Around 12:30, MFVR will ask the Rotterdam students to gather in the corridor of Erasmus MC to pose for the group picture. Any students who are unable to make it to that shoot are invited to post their own selfies online to draw attention to the issue.
Bussemaker doesn’t see why the students need to be reimbursed for clinical placement. According to her calculations, medical students will earn enough money later on in their careers to pay back their higher student debt. What’s more: the same scheme applies for medical students as for other graduates with a student debt: they may pay back the loan according to their means, and any debt remaining after 35 years is remitted. Furthermore, according to Bussemaker, working on clinical rotation is not a true internship (which is reimbursed) but a kind of training post.
‘Payment is a matter between the employer and the intern’
According to Bussemaker’s fellow Labour Party (PvdA) member, the MP Amma Asante, the latter argument is slightly off the mark. “You can get all complicated about the definition of an internship, but the fact remains that you are using medical students’ eyes, hands and feet.
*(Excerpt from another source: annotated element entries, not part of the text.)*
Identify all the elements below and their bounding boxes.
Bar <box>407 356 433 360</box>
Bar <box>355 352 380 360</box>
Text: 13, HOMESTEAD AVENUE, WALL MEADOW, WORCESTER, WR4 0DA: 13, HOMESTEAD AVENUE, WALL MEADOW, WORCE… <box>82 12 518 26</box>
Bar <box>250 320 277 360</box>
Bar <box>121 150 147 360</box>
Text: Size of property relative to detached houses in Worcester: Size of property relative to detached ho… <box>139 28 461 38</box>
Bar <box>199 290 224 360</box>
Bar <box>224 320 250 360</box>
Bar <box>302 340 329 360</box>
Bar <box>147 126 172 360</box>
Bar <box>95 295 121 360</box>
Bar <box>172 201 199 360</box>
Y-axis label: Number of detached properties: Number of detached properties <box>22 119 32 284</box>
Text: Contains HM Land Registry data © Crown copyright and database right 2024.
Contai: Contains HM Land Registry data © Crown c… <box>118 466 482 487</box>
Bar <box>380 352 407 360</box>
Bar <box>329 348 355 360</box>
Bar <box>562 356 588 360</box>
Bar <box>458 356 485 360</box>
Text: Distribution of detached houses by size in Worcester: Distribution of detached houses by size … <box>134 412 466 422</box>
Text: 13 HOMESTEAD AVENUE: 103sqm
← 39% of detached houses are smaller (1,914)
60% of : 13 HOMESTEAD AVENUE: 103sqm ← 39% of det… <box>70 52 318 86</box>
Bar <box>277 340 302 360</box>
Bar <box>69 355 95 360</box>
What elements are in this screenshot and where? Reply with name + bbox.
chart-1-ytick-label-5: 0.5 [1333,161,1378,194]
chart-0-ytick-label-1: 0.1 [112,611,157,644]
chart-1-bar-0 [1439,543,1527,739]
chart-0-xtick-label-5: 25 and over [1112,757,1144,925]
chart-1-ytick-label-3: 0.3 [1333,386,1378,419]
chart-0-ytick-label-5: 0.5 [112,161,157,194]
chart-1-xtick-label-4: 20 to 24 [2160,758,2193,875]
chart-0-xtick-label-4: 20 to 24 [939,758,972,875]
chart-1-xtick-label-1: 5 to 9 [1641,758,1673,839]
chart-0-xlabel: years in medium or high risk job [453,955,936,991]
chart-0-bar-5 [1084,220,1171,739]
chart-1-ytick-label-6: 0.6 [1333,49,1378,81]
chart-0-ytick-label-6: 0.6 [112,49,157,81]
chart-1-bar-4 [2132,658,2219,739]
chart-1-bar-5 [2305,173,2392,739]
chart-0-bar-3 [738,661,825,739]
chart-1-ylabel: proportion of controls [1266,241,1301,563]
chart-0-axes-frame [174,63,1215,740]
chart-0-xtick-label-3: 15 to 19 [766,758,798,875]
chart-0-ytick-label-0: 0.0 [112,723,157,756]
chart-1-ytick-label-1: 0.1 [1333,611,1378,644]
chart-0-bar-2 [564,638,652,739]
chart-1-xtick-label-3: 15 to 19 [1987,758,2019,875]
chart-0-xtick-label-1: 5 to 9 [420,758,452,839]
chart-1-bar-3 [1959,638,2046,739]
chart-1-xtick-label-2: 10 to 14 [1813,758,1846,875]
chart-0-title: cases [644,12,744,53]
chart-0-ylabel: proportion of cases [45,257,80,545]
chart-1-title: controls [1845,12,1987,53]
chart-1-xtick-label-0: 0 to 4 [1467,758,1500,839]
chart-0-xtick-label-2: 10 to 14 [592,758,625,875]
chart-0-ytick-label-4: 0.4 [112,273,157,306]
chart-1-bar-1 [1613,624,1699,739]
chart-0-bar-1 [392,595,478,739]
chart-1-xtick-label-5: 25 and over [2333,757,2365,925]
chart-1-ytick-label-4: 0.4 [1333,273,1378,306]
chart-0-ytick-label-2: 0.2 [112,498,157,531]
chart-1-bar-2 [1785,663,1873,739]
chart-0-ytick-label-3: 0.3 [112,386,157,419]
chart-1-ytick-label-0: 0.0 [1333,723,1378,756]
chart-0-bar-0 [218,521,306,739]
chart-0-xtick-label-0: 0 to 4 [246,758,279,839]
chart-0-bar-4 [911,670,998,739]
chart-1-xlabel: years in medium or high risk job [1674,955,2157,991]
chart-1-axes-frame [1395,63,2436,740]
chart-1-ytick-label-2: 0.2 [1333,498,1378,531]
I’m surprised that clinical placement students aren’t reimbursed for their work, and I’m actually curious to find out why the hospitals aren’t prepared to pay them.”
But Asante won’t be taking up the matter herself. “It’s not up to politicians to tell employers what they have to pay,” is how she puts it. “It’s a matter between the employer and the intern.”
Pieter Duisenberg, a member of Labour’s coalition partner People’s Party for Freedom and Democracy (VVD) subscribes to Bussemaker’s view. “The Minister’s explanation is quite plausible in our opinion,” says Duisenberg. “And I wouldn’t like to offload this decision on employers and employees. I believe the Minister has been very clear on the basic principle.”